CAP: New AZ Supreme Court Ruling on SOB's Fails Families

Today the Arizona Supreme Court issued a disappointing ruling in a case challenging the Arizona law that limits the hours of operation of sexually-oriented businesses. The law requires that sexually-oriented businesses close between 1:00 a.m. and 8:00 a.m. Monday through Saturday and between 1:00 a.m. and 12:00 p.m. noon on Sunday. Instead of upholding the law and protecting families and neighborhoods from the harmful effects of sexually-oriented businesses, the Supreme Court came up with a new test that makes it harder for communities to protect themselves from these harmful effects.

The Arizona Supreme Court's decision sends the case back to the trial court for more proceedings about why the law is needed, despite the fact that the law addresses problems like litter, drug use, and crimes against property and people. After ten years of legal wrangling, this sensible law remains mired in the Arizona courts. Today's decision not only delays the resolution of this case, but also gives sexually-oriented businesses and their lawyers an upper hand over Arizona communities and neighborhoods.
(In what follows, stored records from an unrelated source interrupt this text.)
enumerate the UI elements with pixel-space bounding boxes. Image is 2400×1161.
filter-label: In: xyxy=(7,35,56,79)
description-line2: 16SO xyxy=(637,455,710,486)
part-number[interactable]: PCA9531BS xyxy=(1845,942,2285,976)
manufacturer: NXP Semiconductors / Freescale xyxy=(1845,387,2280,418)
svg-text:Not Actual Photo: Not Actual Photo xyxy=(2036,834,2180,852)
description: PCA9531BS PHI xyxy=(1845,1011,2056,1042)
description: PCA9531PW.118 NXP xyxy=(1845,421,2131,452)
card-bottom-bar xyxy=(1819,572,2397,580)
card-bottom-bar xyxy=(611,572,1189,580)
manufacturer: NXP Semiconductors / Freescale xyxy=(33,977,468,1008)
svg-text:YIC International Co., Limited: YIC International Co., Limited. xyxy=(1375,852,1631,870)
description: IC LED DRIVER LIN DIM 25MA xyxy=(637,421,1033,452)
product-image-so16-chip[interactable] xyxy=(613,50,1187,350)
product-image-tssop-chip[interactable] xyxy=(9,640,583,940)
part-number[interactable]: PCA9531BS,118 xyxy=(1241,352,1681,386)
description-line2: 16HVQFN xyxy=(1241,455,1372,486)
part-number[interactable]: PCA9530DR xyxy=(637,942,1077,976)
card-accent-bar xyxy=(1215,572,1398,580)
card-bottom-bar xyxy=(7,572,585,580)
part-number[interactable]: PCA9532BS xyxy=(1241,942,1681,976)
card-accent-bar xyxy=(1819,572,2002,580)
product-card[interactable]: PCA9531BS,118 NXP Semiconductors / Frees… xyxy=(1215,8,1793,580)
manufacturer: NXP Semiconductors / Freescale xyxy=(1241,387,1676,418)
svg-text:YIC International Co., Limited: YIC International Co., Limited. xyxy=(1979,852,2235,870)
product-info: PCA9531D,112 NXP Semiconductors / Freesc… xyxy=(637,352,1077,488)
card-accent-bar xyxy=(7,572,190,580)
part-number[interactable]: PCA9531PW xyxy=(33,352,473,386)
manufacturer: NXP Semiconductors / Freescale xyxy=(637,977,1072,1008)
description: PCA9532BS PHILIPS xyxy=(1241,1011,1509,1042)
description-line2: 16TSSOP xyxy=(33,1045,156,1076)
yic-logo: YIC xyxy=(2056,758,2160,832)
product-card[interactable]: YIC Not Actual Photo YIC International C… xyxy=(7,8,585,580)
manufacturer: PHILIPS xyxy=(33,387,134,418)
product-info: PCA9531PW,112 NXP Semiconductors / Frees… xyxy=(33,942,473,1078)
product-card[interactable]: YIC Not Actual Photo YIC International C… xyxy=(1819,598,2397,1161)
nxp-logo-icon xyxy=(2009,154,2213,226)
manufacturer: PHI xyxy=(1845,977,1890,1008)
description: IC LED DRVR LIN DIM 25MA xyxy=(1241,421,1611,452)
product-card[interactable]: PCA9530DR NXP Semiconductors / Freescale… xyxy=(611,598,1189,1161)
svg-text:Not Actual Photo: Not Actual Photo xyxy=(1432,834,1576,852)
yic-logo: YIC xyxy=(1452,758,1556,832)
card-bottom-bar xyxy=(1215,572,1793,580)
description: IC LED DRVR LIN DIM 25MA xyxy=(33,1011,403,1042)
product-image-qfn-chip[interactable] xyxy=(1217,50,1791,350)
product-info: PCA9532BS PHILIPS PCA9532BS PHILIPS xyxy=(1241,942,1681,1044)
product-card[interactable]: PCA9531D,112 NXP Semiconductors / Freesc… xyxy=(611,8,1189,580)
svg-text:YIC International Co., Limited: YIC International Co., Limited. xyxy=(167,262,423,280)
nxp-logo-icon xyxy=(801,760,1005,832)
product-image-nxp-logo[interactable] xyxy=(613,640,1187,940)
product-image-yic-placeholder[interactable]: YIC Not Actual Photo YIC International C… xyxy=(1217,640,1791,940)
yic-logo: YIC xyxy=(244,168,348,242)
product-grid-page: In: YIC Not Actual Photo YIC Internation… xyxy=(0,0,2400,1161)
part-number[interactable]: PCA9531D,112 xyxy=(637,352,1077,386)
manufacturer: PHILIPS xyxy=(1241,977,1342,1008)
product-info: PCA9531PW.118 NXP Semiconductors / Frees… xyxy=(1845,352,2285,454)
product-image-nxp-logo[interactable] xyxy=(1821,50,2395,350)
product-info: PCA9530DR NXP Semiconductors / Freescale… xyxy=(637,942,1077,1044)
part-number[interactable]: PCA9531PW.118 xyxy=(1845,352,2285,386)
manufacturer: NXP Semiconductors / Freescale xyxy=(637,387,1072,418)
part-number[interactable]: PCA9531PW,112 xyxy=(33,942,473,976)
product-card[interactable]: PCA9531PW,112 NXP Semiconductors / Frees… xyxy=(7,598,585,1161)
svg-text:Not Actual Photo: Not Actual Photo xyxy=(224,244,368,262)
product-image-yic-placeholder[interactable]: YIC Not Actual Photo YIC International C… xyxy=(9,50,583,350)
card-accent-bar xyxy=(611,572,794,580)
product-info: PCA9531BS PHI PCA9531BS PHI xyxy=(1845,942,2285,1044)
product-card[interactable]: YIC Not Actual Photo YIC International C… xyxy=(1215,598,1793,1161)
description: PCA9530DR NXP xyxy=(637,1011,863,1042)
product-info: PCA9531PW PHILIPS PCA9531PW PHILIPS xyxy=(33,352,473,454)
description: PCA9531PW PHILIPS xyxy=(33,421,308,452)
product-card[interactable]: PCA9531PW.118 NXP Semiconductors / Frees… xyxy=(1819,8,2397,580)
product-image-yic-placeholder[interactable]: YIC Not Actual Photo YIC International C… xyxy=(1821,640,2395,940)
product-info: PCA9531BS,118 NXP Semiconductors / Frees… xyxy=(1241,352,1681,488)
Closing-hours laws like Arizona's have been upheld by state and federal courts all over the country, and the Ninth Circuit Court of Appeals specifically upheld Arizona's law in 2003. But, the Arizona Supreme Court decided that sexually-explicit speech should receive greater protection under the Arizona Constitution than under the First Amendment! That simply ignores the facts and the history of the Arizona Constitution. The framers of the Arizona Constitution did not intend to protect sexually-explicit materials. Those materials were not even legal at the time our constitution was written!

In terms of its legal analysis, the Court's opinion waffles back and forth between federal standards and new state standards that the Court is making up as it goes along. When it comes to an issue of this importance, Arizonans deserve better from the five justices on the Supreme Court.

CAP was instrumental in passing the closing-hours law in 1998. CAP thanks Maricopa County Attorney Andrew Thomas for his efforts to enforce this law that protects families from the harmful effects of sexually-oriented businesses. In June of this year, CAP attorneys filed a "friend of the court" brief with the Arizona Supreme Court in support of the State of Arizona's attempt to enforce the law.